Saya tercenung agak lama setelah mendengar perkataan dari mbak Elza. Lalu saya coba pandang kembali "rumah tenda-rumah tenda" yang mereka dirikan untuk digunakan sebagai tempat beristirahat dan tempat penampungan sampah yang sudah mereka pilah dan kumpulkan.
Tak lama kemudian, sebuah truk pengangkut sampah mendekat pada kami. Saya bisa melihat dengan jelas wajah sumringah mereka saat sampah itu 'blek' diturunkan didepan mereka.

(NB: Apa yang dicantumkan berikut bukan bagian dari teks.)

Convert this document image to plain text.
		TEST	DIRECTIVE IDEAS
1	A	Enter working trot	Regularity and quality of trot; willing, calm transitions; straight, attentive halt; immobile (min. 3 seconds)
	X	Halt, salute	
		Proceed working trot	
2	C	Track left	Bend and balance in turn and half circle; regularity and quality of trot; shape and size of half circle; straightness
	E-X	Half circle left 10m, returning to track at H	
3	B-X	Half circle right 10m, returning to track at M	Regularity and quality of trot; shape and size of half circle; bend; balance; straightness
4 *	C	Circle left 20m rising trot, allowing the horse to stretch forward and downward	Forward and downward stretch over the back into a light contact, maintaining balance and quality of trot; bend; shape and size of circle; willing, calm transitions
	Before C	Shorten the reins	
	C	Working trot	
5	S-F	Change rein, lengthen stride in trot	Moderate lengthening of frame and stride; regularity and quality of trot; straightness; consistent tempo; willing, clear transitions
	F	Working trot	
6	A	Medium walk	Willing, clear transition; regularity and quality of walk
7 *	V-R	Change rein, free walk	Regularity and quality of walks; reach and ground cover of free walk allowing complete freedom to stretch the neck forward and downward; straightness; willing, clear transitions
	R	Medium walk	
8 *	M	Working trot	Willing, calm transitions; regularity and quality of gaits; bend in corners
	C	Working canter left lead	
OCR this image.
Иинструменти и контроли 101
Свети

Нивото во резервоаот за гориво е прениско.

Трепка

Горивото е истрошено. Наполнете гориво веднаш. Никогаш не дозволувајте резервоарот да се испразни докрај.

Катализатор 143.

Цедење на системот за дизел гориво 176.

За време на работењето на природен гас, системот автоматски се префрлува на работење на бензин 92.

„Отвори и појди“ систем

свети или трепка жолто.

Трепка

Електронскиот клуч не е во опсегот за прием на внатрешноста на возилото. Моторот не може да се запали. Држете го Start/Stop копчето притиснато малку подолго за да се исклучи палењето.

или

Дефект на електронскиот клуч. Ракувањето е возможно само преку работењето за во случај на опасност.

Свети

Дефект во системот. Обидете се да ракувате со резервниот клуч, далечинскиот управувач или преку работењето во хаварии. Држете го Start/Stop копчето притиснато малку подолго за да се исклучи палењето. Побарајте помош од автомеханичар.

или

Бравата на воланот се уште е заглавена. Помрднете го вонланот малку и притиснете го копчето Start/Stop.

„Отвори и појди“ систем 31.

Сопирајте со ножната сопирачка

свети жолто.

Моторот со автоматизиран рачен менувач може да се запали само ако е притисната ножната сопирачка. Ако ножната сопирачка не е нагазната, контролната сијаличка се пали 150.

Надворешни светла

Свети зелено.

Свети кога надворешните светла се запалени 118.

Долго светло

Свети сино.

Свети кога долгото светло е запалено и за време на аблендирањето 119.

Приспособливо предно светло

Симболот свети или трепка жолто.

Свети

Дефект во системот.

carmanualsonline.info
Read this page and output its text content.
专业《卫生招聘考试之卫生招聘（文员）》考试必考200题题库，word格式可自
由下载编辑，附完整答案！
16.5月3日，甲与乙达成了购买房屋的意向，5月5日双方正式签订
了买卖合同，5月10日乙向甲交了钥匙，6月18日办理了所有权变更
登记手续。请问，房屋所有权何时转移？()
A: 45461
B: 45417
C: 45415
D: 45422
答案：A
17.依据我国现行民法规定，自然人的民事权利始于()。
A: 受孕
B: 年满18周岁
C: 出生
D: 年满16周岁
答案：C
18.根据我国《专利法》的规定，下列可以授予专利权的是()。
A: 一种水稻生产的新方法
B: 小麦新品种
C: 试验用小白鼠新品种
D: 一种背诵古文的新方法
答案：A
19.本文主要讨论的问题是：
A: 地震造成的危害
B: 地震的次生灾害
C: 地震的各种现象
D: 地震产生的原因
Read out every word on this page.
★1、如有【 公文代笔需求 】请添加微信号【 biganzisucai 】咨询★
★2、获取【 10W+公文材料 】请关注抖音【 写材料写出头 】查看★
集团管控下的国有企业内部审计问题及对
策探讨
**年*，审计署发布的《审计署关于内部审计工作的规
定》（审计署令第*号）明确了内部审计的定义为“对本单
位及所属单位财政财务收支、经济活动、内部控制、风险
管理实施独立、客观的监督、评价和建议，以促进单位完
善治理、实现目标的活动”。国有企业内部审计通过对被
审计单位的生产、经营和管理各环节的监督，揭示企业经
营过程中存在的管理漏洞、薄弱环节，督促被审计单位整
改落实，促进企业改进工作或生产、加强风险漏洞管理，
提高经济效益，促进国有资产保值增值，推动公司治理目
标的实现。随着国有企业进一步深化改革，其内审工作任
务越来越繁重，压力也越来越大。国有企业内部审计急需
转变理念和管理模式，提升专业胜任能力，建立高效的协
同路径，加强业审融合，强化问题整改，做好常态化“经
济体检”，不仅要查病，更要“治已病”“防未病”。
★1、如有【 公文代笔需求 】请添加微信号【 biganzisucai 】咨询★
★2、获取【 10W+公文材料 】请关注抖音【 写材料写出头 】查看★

Tak usah menunggu aba-aba, apa lagi menunggu kepastian dari dia yang nggantungin kamu, mereka langsung saja memunguti sampah plastik menggunakan tongkat besi yang sudah sedikit dimodifikasi untuk menusuk dan memisahkan sampah plastik dari kawanannya, lalu memasukkan sampah tersebut dalam keranjang-keranjang lusuh yang mereka siapkan.
"Betapa sesuatu yang hina menurut kita, masih diperebutkan oleh mereka", ucapan mbak Elza terngiang kembali di kepala saya.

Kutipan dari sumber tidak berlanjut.